The annual Grade 12 Art and Design trip to New York City was another fast-paced, eye-filling, brain bending experience for students who had the opportunity to see a wide array of visual culture spanning contemporary and historical practices. Since the mid-1940’s, New York City established itself as the epicenter of avant-garde visual art practice, and work on display today in museums and in commercial galleries attests to the fact that this bold vision is still alive in the city that never sleeps.
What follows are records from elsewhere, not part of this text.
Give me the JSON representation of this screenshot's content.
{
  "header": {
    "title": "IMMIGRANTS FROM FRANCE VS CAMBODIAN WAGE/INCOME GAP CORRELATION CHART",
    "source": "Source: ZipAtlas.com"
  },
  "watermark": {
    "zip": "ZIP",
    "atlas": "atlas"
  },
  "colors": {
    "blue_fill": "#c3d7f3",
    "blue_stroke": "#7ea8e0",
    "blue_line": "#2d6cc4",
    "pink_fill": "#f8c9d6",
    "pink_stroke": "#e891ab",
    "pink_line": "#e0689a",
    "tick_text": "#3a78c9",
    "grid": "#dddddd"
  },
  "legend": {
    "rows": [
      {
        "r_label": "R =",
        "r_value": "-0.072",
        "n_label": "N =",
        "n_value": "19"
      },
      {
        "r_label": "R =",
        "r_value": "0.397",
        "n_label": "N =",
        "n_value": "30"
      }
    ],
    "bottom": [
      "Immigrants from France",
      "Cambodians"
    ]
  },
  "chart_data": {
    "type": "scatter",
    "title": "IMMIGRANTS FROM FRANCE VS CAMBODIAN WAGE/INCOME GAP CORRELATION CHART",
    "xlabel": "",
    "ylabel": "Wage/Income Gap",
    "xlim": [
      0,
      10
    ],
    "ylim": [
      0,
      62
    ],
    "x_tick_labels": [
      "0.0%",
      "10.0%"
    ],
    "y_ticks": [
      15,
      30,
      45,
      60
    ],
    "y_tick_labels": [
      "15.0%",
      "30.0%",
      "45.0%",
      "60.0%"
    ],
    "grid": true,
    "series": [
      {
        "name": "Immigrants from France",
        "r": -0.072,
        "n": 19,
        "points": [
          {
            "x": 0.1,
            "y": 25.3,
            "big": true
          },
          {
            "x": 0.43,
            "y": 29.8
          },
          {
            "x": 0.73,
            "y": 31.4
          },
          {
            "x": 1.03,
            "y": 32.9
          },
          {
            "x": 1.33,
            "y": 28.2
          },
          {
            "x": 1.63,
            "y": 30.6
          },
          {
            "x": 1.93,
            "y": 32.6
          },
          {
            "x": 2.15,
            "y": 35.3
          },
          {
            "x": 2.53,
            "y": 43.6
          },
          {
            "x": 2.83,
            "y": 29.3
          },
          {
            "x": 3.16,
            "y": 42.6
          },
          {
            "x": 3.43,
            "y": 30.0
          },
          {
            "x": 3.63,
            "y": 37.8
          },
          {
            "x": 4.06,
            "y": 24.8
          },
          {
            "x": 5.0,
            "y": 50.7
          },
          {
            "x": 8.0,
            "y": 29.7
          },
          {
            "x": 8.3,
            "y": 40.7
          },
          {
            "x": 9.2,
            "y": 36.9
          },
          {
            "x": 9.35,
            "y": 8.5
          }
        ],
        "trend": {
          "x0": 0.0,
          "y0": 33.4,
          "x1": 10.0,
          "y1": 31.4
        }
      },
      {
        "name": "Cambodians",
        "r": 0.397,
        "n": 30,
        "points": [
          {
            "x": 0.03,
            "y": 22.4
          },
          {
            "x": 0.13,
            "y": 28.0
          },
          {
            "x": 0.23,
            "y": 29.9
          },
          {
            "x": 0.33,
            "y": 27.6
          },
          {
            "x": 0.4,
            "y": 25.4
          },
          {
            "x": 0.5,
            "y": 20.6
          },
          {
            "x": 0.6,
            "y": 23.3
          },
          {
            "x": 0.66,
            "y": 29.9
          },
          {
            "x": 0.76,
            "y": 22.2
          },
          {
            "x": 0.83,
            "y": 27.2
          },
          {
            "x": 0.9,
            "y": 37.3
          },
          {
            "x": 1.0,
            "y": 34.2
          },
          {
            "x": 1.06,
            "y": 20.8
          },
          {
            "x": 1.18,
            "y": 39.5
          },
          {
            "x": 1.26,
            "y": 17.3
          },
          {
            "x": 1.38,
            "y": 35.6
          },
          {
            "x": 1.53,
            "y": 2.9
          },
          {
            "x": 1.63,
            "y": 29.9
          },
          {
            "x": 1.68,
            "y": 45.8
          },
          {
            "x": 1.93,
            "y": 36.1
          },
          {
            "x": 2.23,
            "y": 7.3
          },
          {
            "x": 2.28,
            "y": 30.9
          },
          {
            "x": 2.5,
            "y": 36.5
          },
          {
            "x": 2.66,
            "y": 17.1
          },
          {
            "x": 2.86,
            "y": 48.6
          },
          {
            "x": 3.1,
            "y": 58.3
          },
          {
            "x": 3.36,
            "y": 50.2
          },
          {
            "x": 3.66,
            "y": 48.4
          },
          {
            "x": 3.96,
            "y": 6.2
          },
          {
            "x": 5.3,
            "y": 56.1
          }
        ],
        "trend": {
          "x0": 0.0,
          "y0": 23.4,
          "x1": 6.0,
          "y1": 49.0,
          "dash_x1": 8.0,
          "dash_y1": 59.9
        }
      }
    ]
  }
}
The first stop after arriving in the city was a journey to the top of the Rockefeller Centre, one of New York’s most historic art deco skyscrapers built in 1930. On Saturday students spent the morning at the Museum of Modern Art, the world’s most comprehensive collection of Twentieth century art. In the afternoon, the design students travelled to the Cooper Hewitt Design Museum, and the art students travelled to the Whitney Museum and then on to Chelsea art district to tour commercial galleries. As our hotel was located just steps from Times Square, students spent the evening exploring the buzz of Broadway.
On Sunday we travelled to the northern tip of Manhattan Island for a guided visit of the Cloisters, a 13th century monastery built from the ruins of various monasteries in France at the turn of the century. We then headed back downtown to St. John the Divine, and neo-Gothic cathedral that claims the title of the largest Gothic cathedral in the world. After experiencing the awesome spectacle of the interior of the cathedral, we travelled to the Metropolitan Museum, home to one of the world’s most extensive collections of fine and decorative art. After the MET, we spent our last reserves of energy touring the Frick Museum, a more intimate space with an astounding collection of 17th and 18th century paintings and furniture.
The trip wrapped up on Monday morning with a subway ride to the southern tip of the island, a ferry ride past the Statue of Liberty and an hour shopping for souvenirs on busy Canal Street. At exactly 1pm we boarded the bus and were off on the long journey back to Ridley, totally exhausted and reveling in memories of a city that still serves as the epicenter of art.